In a January 8 article about President-elect Barack Obama’s emphasis on alternative energy production in his economic stimulus speech that day, Reuters wrote: “Not everyone cheered Obama’s plan. Private companies could use domestic energy resources like oil and coal to create jobs without the hefty price tag for taxpayers, said Thomas Pyle of the Institute for Energy Research, in a statement.” Reuters further quoted Pyle’s assertion that “[t]he road to economic recovery will be paved with private sector investment, not government-sponsored asphalt.” But the Reuters article did not note the Institute for Energy Research’s own ties to “[p]rivate companies” with interests in “domestic energy resources like oil.” In fact, the Institute’s funders include the Claude R. Lambe Charitable Foundation, the president of which is an executive vice president of Koch Industries, whose subsidiaries “have been in the petroleum business since 1940.” Further, Reuters previously reported that Exxon Mobil Corp. has funded the group. Indeed, according to a September 14, 2008, Washington Post article, the Institute is “funded by the oil industry.”

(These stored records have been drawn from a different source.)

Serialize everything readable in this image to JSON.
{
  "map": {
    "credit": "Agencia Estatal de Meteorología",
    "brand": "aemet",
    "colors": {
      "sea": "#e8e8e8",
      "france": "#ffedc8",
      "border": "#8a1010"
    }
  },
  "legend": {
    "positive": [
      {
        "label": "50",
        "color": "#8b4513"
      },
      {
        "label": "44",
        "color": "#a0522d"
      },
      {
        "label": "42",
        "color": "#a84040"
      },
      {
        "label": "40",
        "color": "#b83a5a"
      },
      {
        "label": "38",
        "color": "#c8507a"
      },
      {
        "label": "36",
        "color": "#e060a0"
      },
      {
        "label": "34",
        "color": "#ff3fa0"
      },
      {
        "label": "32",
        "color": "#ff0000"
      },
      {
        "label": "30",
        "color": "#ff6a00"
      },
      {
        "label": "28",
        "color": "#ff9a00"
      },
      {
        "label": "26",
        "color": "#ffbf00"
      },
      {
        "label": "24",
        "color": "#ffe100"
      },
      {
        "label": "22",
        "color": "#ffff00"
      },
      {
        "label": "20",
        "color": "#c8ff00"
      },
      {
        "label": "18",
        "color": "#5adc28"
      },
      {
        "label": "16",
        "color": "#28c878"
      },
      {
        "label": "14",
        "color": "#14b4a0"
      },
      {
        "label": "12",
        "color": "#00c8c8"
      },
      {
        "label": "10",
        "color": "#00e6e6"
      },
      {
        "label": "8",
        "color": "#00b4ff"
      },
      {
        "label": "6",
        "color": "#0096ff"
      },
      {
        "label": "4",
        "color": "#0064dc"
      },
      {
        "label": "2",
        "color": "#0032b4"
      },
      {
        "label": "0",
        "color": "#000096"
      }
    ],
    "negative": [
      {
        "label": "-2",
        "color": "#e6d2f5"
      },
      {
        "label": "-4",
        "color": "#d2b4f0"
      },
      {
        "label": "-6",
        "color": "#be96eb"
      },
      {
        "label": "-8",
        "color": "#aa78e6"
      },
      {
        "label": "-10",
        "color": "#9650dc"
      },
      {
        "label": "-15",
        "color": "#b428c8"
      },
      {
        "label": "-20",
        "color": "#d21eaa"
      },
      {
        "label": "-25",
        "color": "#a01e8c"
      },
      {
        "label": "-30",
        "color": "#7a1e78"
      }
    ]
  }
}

http://mediamatters.org/items/200901090013?f=h_latest
There’s nothing unusual about this example. The establishment and funding of such front groups by industry (tobacco, energy, weapons, etc) is a is a standard PR function for which they budget. Of course, the Hell’s Angels also budget for police-band radio receivers and cell phone scramblers.
What’s ugly is the amorality of marketing goods or services which are harmful. And, in the case of Reuters here, a reporter not taking the five minutes needed to peer into the google machine.